Pandora AS  vs.  Tapestry

 Performance 
       Timeline  
Pandora AS 

Risk-Adjusted Performance

16 of 100

 
Weak
 
Strong
Solid
Compared to the overall equity markets, risk-adjusted returns on investments in Pandora AS are ranked lower than 16 (%) of all global equities and portfolios over the last 90 days. Despite nearly fragile basic indicators, Pandora AS reported solid returns over the last few months and may actually be approaching a breakup point.
Tapestry 

Risk-Adjusted Performance

8 of 100

 
Weak
 
Strong
OK
Compared to the overall equity markets, risk-adjusted returns on investments in Tapestry are ranked lower than 8 (%) of all global equities and portfolios over the last 90 days. Despite nearly uncertain basic indicators, Tapestry reported solid returns over the last few months and may actually be approaching a breakup point.

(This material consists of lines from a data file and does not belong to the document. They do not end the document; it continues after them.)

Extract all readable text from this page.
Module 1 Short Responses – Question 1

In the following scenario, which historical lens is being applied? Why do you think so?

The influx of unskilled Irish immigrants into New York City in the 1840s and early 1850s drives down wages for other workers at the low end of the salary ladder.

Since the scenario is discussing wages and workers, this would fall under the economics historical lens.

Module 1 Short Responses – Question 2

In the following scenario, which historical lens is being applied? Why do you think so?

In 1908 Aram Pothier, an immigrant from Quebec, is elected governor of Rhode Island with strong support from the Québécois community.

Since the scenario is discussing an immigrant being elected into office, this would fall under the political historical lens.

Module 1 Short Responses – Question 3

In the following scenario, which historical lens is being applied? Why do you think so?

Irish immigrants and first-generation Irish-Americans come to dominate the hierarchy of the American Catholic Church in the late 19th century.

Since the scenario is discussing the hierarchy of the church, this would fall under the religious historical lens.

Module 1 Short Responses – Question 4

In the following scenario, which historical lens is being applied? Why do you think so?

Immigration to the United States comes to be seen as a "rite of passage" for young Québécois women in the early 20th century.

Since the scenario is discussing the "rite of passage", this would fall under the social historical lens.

Pandora AS and Tapestry Volatility Contrast

   Predicted Return Density   
       Returns  

Pair Trading with Pandora AS and Tapestry

The main advantage of trading using opposite Pandora AS and Tapestry positions is that it hedges away some unsystematic risk. Because of two separate transactions, even if Pandora AS position performs unexpectedly, Tapestry can make up some of the losses. Pair trading also minimizes risk from directional movements in the market. For example, if an entire industry or sector drops because of unexpected headlines, the short position in Tapestry will offset losses from the drop in Tapestry's long position.
The idea behind Pandora AS and Tapestry pairs trading is to make the combined position market-neutral, meaning the overall market's direction will not affect its win or loss (or potential downside or upside). This can be achieved by designing a pairs trade with two highly correlated stocks or equities that operate in a similar space or sector, making it possible to obtain profits through simple and relatively low-risk investment.
Check out your portfolio center.
Note that this page's information should be used as a complementary analysis to find the right mix of equity instruments to add to your existing portfolios or create a brand new portfolio. You can also try the Watchlist Optimization module to optimize watchlists to build efficient portfolios or rebalance existing positions based on the mean-variance optimization algorithm.